Was on there website a couple of days ago and the talked like they are reorganizing and said for all to bear with them.


----------



## Erie Warrior (Aug 5, 2007)

Sad news. I lived on that site when I was trying to figure out how them paddling thingy's work.


----------



## Cdog (Mar 18, 2002)

Gonna miss that monthly email showing me all the cool chit I couldn't afford.





uncdub13 said:


> i reckon that place up yonder in jersey with the great big computer store figured they oughta quit sellin them paddle doohickers.


This is the front runner for post of the year, spit beer on my keyboard reading it...


----------



## Irish_Tinker (Jan 13, 2010)

I was equally amazed when I read of the KFS demise on the KFS site. I found the forums there as a treasure chest of information on a variety of issues .KFS was the source of many innovations in kayak fishing, and had the ear and attention of many of the kayak manufacturers . The national economy has impacted on all the small shops , as well as the "big box " stores, and KFS isn't an exception.

According to one of the forums , KFS is going to try to maintain the forums . Only time will tell, as it costs money for servers , bandwith , etc., etc. Also , according to this same forum, the store will close up until there is a determination of what they are going to do . Right now the shop windows are covered in cardboard.

As an alternative , quite a few of the forum members have already formed their own free separate from KFS website to allow members to exchange information and phone numbers. If interested , conduct a google search for the 'kayakfishinghole' for the new forum.
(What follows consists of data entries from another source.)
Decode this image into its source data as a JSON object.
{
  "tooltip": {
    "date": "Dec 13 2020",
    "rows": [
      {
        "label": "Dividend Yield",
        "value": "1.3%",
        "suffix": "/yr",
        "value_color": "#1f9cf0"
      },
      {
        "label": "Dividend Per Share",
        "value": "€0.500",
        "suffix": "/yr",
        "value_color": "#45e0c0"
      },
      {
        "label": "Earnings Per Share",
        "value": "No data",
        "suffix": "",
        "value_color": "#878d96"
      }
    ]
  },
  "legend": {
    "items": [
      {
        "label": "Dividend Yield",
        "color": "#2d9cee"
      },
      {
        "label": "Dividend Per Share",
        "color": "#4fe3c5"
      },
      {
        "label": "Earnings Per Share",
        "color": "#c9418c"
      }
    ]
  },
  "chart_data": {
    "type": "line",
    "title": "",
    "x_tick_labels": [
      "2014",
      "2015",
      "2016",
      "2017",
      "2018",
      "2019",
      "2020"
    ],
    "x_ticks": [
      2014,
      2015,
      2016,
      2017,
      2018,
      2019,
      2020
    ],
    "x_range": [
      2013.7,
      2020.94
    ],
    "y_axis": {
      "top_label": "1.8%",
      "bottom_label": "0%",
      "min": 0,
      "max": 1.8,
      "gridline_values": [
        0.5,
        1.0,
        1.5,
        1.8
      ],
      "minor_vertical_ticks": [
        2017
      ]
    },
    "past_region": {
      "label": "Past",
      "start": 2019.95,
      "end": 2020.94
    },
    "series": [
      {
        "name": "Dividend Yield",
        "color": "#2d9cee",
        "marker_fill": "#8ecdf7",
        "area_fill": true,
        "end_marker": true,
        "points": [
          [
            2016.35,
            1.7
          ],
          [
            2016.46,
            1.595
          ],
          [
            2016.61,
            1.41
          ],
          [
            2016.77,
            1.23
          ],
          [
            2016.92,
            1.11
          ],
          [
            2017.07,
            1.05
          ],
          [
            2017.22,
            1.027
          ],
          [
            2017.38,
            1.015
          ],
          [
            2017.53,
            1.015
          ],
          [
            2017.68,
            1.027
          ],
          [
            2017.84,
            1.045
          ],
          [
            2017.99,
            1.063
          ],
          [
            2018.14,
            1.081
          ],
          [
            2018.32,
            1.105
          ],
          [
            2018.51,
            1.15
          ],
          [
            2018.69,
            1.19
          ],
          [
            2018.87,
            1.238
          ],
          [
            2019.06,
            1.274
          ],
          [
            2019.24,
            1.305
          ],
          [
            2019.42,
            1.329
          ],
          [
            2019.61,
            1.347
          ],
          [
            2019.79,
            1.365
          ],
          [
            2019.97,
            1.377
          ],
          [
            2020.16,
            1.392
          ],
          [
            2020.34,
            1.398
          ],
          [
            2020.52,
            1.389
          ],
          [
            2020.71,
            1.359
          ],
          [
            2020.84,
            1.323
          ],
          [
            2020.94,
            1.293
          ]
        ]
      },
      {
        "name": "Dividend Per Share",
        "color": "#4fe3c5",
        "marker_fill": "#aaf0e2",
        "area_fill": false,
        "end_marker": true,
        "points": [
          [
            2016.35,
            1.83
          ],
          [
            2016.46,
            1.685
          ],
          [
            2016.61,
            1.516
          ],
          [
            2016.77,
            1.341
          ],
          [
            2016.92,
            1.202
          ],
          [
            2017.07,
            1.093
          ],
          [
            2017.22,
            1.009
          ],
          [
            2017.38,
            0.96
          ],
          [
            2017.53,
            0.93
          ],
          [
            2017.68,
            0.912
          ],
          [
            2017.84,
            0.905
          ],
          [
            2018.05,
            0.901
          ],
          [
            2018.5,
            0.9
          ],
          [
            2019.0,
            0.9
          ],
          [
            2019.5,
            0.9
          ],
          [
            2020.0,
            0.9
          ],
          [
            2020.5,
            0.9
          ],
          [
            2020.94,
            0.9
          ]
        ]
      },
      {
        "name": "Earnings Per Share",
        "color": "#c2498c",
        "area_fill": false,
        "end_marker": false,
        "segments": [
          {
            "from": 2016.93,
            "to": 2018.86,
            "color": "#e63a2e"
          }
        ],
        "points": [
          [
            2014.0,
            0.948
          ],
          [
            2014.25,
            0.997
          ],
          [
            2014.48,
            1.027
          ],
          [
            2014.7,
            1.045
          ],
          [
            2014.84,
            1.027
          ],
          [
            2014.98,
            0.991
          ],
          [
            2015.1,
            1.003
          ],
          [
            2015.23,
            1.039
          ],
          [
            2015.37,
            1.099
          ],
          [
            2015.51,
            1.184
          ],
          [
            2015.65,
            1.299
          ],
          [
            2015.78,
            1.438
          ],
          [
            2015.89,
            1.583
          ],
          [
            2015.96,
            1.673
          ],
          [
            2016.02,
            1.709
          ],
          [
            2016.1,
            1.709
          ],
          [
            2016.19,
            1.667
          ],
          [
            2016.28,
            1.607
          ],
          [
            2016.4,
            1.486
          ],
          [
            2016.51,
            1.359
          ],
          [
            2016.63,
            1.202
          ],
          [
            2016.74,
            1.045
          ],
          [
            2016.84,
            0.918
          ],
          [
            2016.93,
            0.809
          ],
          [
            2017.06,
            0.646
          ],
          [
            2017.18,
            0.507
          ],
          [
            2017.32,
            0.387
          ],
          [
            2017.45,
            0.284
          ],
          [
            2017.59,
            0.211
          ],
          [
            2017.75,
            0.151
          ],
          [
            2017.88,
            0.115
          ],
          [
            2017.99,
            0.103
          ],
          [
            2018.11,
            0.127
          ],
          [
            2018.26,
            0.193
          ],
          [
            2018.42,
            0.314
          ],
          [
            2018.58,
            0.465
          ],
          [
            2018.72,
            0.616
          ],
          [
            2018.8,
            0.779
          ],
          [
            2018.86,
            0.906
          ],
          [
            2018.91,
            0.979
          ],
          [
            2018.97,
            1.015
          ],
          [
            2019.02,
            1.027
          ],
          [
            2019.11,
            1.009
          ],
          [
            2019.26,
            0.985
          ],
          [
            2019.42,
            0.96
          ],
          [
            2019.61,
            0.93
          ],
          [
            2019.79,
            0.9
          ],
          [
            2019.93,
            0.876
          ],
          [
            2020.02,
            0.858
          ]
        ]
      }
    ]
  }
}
As a side note, as successful as KFS is/was , remember to support your local shops, and the advertizers on your favoite forum website . Their ability to stay in business depends on your support .

Irish_Tinker


----------



## NAVYIDC (Jul 7, 2009)

*Kfs*

I don't think the forums are going away just yet they are working hard to keep that community up but the store is shot for good though.opcorn:


----------



## Too Busy (Sep 7, 2007)

If you want a website that can answer questions about anything from bass fishing techniques to fly fishing to rigging a kayak to serious photography then visit kayakbassfishing.com


----------



## J_Lannon (Jul 23, 2003)

That sux......... I hope they reorganize and continue on. I think its the best kayak fishing site there is.


----------



## fish militia (Nov 1, 2004)

Irish_Tinker said:


> As a side note, as successful as KFS is/was , remember to support your local shops, and the advertizers on your favoite forum website . Their ability to stay in business depends on your support .
> 
> Irish_Tinker


Ding-Ding..we have a winner


----------